Prosecutor Priya Bakshi told the court how the 30-year-old Lithuanian was reported by other people in vehicles on the M1.
She said: “Worried people on the motorway reported him to his employers because of the manner of his driving.
"He was using the third lane unlawfully on a number of occasions.“At one point the extensive footage showed him on his mobile phone for 38 minutes without a break.
"It was on a highly-congested road just after 2pm.“He is also seen rooting about in his cab for a cable while he is on the phone while he is driving.”
Jakimcovas, of Stretton Road, off King Richards Road, Leicester, pleaded not guilty to dangerous driving but was convicted at Leicester Magistrates’ Court in June 17.
Robert Lassey, defending, said that his client had been on his phone for 38 minutes because he had received a call from his ex-wife telling him his son was ill.
He said: “I am forced to say that this series of offences do not make for comfortable viewing.
“Some of the time he was on his mobile phone was due to the fact that his ex-wife called him to tell him that their son was very poorly.
“He chose to take that call while he was driving. It does not excuse being on his mobile phone but does perhaps go a way to explain some of it.“In effect his mind was elsewhere."

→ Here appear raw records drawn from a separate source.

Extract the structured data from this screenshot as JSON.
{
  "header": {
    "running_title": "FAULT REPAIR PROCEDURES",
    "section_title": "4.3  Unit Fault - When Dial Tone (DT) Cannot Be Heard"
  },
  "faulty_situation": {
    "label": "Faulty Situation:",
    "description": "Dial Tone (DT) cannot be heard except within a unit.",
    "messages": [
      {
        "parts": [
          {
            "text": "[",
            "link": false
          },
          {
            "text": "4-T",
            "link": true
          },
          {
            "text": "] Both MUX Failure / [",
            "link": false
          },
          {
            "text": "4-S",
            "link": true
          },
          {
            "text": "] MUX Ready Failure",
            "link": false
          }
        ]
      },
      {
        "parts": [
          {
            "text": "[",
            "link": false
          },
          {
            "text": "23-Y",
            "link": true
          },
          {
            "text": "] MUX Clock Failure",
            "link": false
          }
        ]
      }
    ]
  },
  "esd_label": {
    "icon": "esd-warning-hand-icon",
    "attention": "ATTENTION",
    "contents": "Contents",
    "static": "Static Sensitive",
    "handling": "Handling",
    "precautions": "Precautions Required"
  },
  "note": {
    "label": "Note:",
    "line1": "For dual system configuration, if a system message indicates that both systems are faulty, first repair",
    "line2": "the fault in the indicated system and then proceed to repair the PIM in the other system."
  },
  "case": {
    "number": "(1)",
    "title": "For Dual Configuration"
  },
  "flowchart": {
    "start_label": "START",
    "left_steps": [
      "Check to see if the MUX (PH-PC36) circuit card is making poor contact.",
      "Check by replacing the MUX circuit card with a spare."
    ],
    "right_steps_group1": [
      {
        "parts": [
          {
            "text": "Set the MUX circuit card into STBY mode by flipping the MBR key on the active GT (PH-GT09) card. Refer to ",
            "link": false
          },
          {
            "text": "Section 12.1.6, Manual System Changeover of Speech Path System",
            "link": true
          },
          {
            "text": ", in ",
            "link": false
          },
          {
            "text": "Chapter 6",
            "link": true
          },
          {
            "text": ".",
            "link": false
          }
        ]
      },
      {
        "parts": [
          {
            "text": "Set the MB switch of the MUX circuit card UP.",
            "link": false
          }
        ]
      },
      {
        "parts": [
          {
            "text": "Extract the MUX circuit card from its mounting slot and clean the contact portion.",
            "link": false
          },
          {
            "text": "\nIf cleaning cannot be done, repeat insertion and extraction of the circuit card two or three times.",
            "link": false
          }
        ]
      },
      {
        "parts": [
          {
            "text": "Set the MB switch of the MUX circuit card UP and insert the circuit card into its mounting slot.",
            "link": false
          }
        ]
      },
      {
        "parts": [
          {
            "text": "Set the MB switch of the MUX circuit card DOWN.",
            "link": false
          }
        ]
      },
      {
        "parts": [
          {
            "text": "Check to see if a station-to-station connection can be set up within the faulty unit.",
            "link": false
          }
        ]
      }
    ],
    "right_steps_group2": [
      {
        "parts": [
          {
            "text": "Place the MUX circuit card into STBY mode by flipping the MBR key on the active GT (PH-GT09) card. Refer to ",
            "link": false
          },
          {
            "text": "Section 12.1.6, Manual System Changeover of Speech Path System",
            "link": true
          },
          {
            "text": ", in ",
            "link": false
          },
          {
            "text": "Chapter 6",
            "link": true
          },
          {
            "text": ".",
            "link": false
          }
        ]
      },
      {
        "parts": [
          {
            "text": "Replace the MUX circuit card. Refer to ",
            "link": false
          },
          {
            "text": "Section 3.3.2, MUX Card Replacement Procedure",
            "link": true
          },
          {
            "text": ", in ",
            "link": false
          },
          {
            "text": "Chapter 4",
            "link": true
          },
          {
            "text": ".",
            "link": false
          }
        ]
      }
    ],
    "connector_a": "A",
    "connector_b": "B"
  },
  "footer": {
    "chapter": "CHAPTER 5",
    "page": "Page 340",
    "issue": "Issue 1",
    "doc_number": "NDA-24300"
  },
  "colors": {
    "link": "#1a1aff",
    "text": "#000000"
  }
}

Mr Lassey said Jakimcovas had come to the UK in 2008 and had been an agency driver for five years.
He had been of previous good character up until October 2017.
But, the court heard that since the day of the dangerous driving offence, he had other road traffic convictions.
In March 2018, he was convicted at Leicester Magistrates’ Court of driving without due care and attention and failing to stop.
On December 2018 he was convicted at the same court of using a fraudulent registration document and no insurance.
He was banned from driving for six months.
Judge Timothy Spencer QC said: “All in all, this is one of the worst instances of dangerous driving I have ever had the misfortune to watch and this took place over more than six hours.
“It is only by sheer luck that no actual damage and no actual injury was caused.
“You stand before me in this court because you elected trial in the magistrates’ court and they found against you.
"How on earth you thought you could defend a charge of dangerous driving beggars belief.
“You showed scant regard for the obligations of driving on the road and for the safety of other road users.
“You were driving this lorry, 44 tonnes of it.
"There is particular obligation when driving such a vehicle to observe the rules of the road, to pay respect to other road users and not to put others road users in danger.
“You flaunted that time and time again.
The judge sent Jakimcovas to jail for 14 months.
He banned him from driving for two years and seven months.
The Crown Prosecution Service released clips of Jakimcovas’s driving which had been shown in Leicester Crown Court.
Andrew Baxter, deputy chief crown prosecutor for CPS East Midlands, said: “This was a prolonged piece of dangerous driving where the defendant seemed oblivious to the obvious danger his actions posed to other road users.
“In viewing the video taken in the cab, you can see there is limited concentration, inappropriate use of lanes and overtaking regular use of a mobile phone and a casual and aggressive manner displayed in his driving.“It is extremely fortunate that nobody was hurt as a result of this driving.”